# Lost a cotter pin!



## MFreund (May 2, 2008)

I put my 72" MMM back on my 4310 after some very hard loader work. I made a few passes and went to lift up the deck and it did not lift. I thought what the heck so I pushed the lever down. I then felt the floor raise up under my left heel and said oh s**t. I drove to the garage and climbed under it. The pin that connects the hyd cyl to the rock shaft had fallen out. I found the pin on top of the deck with no cotter pin. Problem found!! I asked myself what caused the floor to rise up? The hyd cyl had pushed the 1 1/4 dia rock shaft about 3/4" forward and sheared the bolt on the rear floor board mount off and broke the top two out of the transmission/axle casting. Looks like I will be busy this afternoon! I took the floor board off and got a good look and that seemed to be all the damage. I took a left handed drill bit and the sheared bolt backed out almost instantly.
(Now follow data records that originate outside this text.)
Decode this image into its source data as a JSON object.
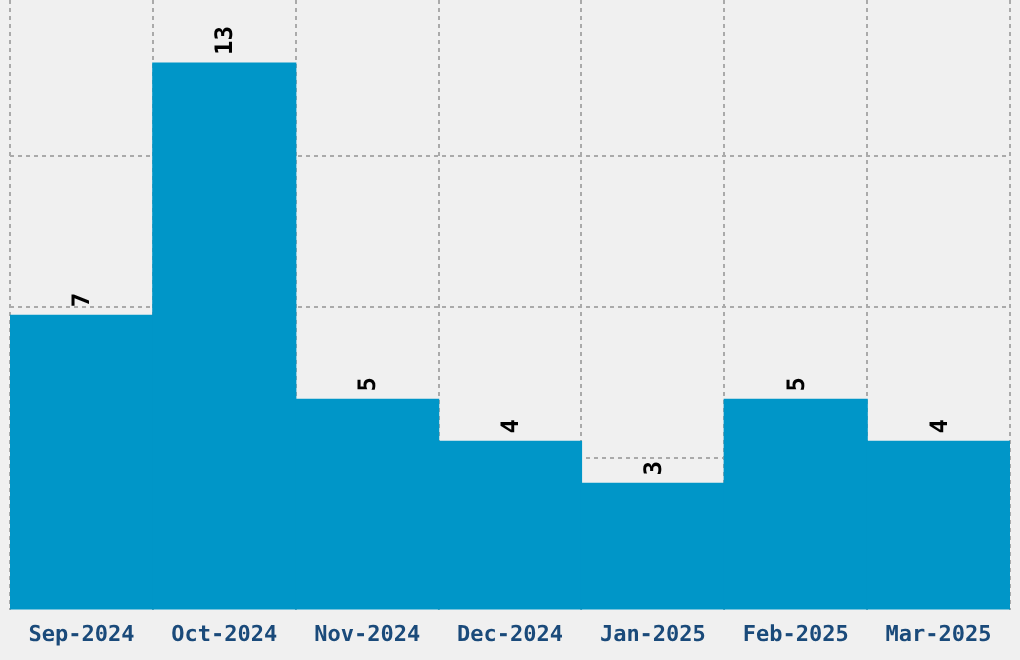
{
  "chart_data": {
    "type": "bar",
    "categories": [
      "Sep-2024",
      "Oct-2024",
      "Nov-2024",
      "Dec-2024",
      "Jan-2025",
      "Feb-2025",
      "Mar-2025"
    ],
    "values": [
      7,
      13,
      5,
      4,
      3,
      5,
      4
    ],
    "color": "#0096c8",
    "ylim": [
      0,
      14.5
    ],
    "yticks": [
      {
        "value": 3.6,
        "label": null
      },
      {
        "value": 7.2,
        "label": null
      },
      {
        "value": 10.8,
        "label": null
      }
    ],
    "grid": true,
    "data_labels": true,
    "tick_labels": "x"
  }
}
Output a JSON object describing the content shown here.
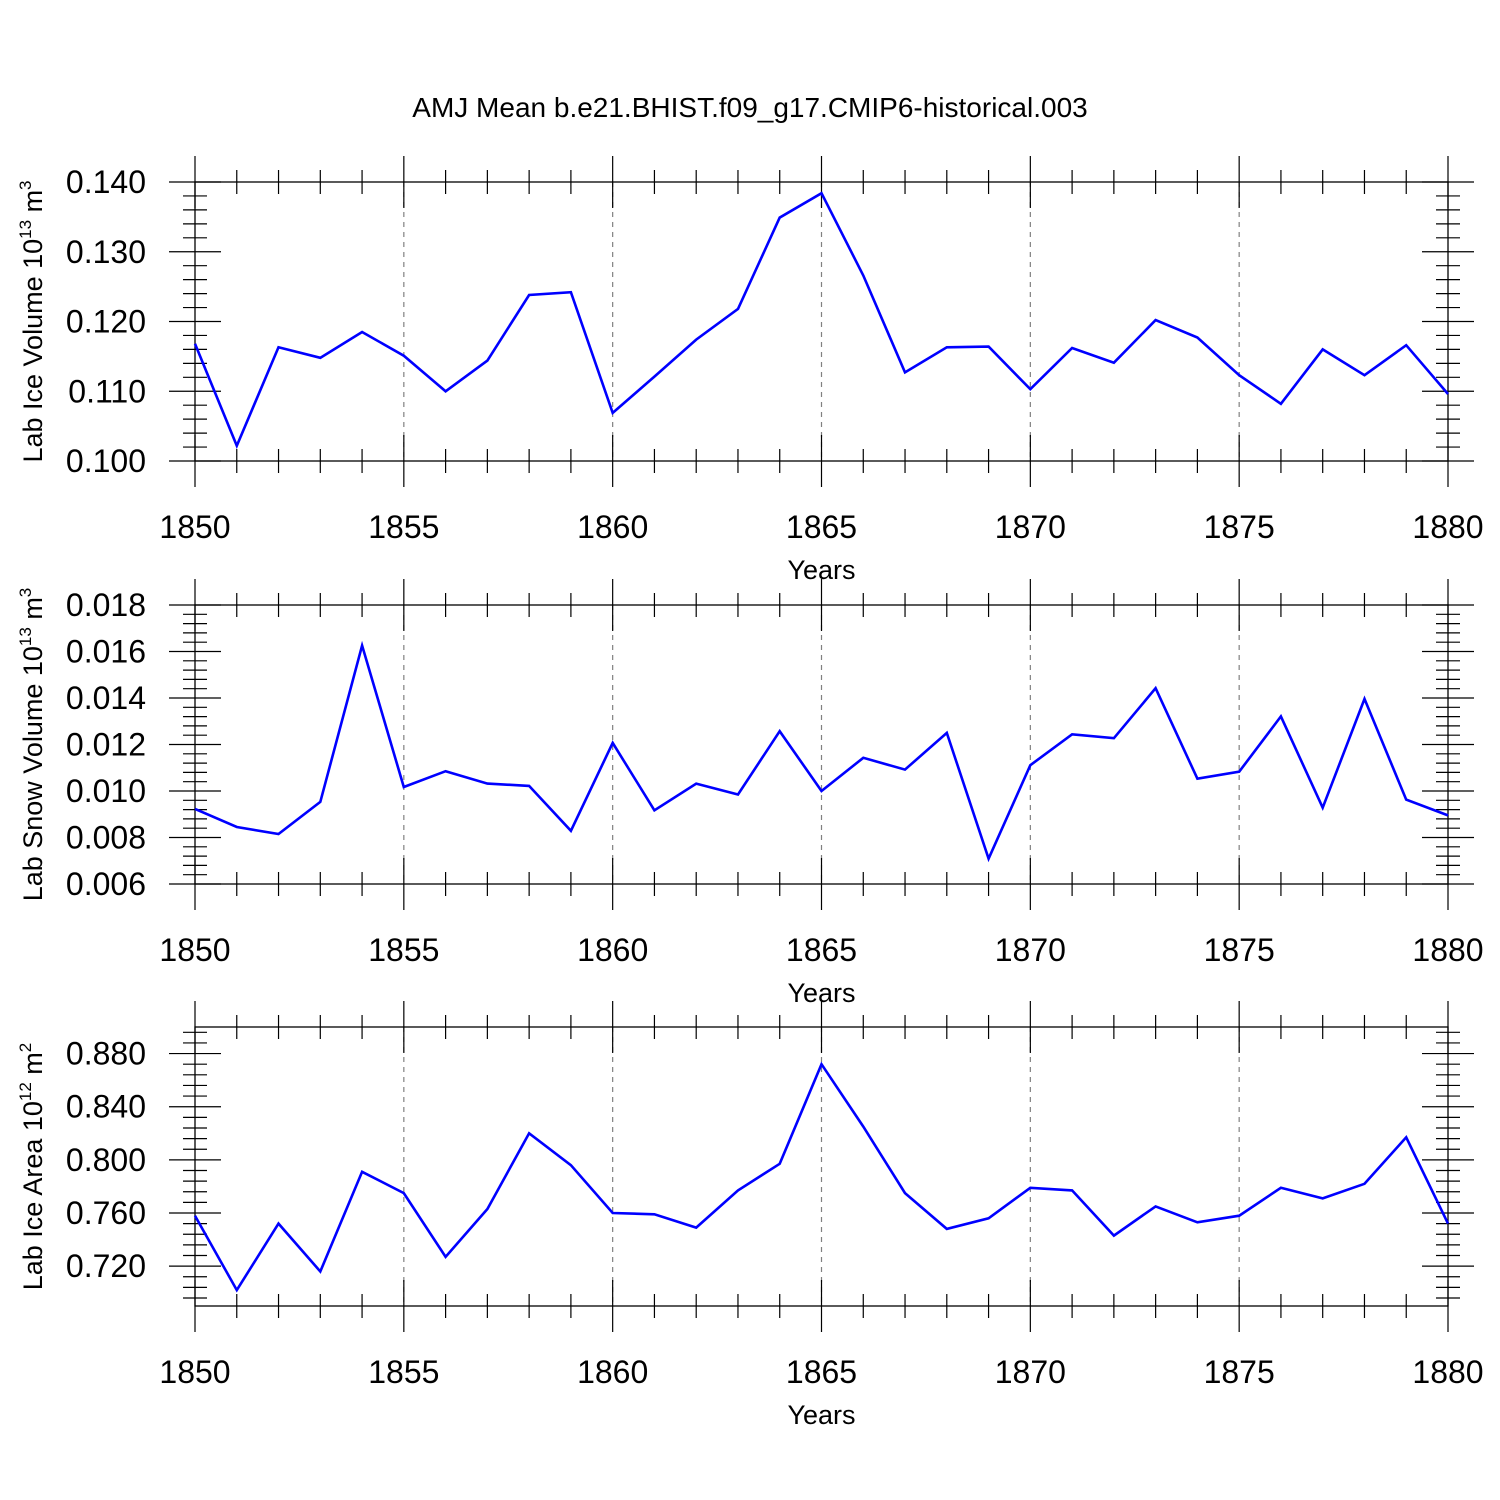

The floor board casting was streached about half a bolt hole, so I took the trusty die grinder and made the hole longer and when I bolted it back up the top two bolts seemed to tighten up even though half of the bolt holes were broke out! I took JB Weld and put the top halves of the castings back on after tightening as much as I dared. Tractor fixed, now on the the rock shaft. When I took the rock shaft off I noticed the left side was missing the bushing, when someone installed the mid PTO they put the bushing cap on backward and that allowed the bushing to "walk" out. RTFM I was not lucky enough to find it. I have a great neighbor who recycles concrete and thought "I wonder how big his hydraulic press is". The answer is big enough, 20 ton press is big enough to straighten a 1 1/2" steel rockshaft. So far the repairs are holding and I only have $27.50 for two new bushings. Any other ideas for repair on the casting other than JB weld? The moral: When a 2 cent cotter pin falls out it causes a million $ headache!!!


----------